Passing a query directly through LINQ to the db

Question

I am currently converting functions in the DAL of an old app to a new app using Entity Framework/LINQ in its DAL.

There are some instances where I would like to directly pass a string of sql to the database. Is this possible when using LINQ? Here is what I tried atfer research but ExecuteQuery is not available.

    using (var context = new DbContext())
    {
      var sql = @"SELECT DISTINCT * FROM Customer where CustomerId = {0}";
      sql = string.Format(sql, customerId);
      var query = DbContext.ExecuteQuery<Customer>(sql);
      return query.ToList();
    }

Doing this seems pretty straight forward but ExecuteQuery is not available to me.

Here is my next attempt at it which seems much better: (please tell me if there is a better way)

StringBuilder sql = new StringBuilder();

sql.AppendLine("SELECT * FROM CUSTOMERS ");
sql.AppendLine("WHERE @CustomerId = null OR CustomerId = @CustomerId ");
sql.AppendLine("AND @CustomerName = null OR CustomerName = @CustomerName ");


var customerList = context.Customers.SqlQuery(sql.ToString(),
                                                 new SqlParameter("@CustomerId", customerId),
                                                 new SqlParameter("@CustomerName", customerName)).ToList();

Answer 1

Although for your current condition you can use LINQ.

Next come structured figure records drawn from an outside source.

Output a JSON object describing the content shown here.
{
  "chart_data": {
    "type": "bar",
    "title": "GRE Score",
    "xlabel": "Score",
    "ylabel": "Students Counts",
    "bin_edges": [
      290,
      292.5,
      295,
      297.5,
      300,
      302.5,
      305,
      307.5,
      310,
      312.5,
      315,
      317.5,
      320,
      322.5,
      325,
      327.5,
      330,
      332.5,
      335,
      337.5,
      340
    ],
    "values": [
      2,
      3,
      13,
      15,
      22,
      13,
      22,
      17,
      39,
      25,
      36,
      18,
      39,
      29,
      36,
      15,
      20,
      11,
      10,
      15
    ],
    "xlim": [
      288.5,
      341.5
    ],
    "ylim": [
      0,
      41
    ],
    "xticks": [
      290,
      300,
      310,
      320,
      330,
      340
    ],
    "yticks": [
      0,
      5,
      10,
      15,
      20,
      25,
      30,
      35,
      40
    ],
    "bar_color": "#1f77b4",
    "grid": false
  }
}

var customer = context.Customers.Where(c => c.CustomerId = id).Distinct();

This is how you do it Entity Framework Raw SQL Queries

Sending raw commands to the database

using (var context = new DbContext()) 
{ 
    context.Database.SqlCommand( 
        "UPDATE dbo.Blogs SET Name = 'Another Name' WHERE BlogId = 1"); 
}

Writing SQL queries for entities

using (var context = new DbContext()) 
{ 
    var customers = context.Customers.SqlQuery("SELECT * FROM dbo.Customers").ToList(); 
}

Loading entities from stored procedures

using (var context = new DbContext()) 
{ 
    var customers = context.Blogs.SqlQuery("dbo.GE_Customers").ToList(); 
}

Writing SQL queries for non-entity types

using (var context = new DbContext()) 
{ 
    var customerNames = context.Database.SqlQuery<string>( 
                       "SELECT Name FROM dbo.Customers").ToList(); 
}

---

Update to answer

You do not need to pass SqlParameter, simply pass the default objects

I think the code below should work fine.

var customerList = context.Customers.SqlQuery(sql.ToString(), customerId, customerName).ToList(); 

---

if your real query is

sql.AppendLine("SELECT * FROM CUSTOMERS ");
sql.AppendLine("WHERE @CustomerId = null OR CustomerId = @CustomerId ");
sql.AppendLine("AND @CustomerName = null OR CustomerName = @CustomerName ");

I would suggest you to do it this way

var customers = context.Costomers; // this does not populates the result yet

if (!String.IsNullOrEmpty(customerId))
{
    customers = customers.Where(c => c.CustomerId = customerId); // this does not populates the result yet
}

if (!String.IsNullOrEmpty(customerName))
{
    customers = customers.Where(c => c.CustomerName = customerName); // this does not populates the result yet
}

// finally execute the query
var custList = customers.ToList();

Answer 2

You can use SqlQuery, but it would be better to pass the parameter instead of using Format:

  var sql = @"SELECT DISTINCT * FROM Customer where CustomerId = {0}";
  var query = DbContext.SqlSuery<Customer>(sql, customerId);

That way, the parameters are SQL encoded so as not to allow for SQL Injection.

Answer 3

If there is not limitation or requirement don't use this kind of queries they are vulnerable to sql inject attacks.

You can do nearly every sentence with Entity Framework using linq, like the one you wrote

DbContext.Customer.Where(c => c.CustomerId = id).Distinct();

It's more readable, and more secure.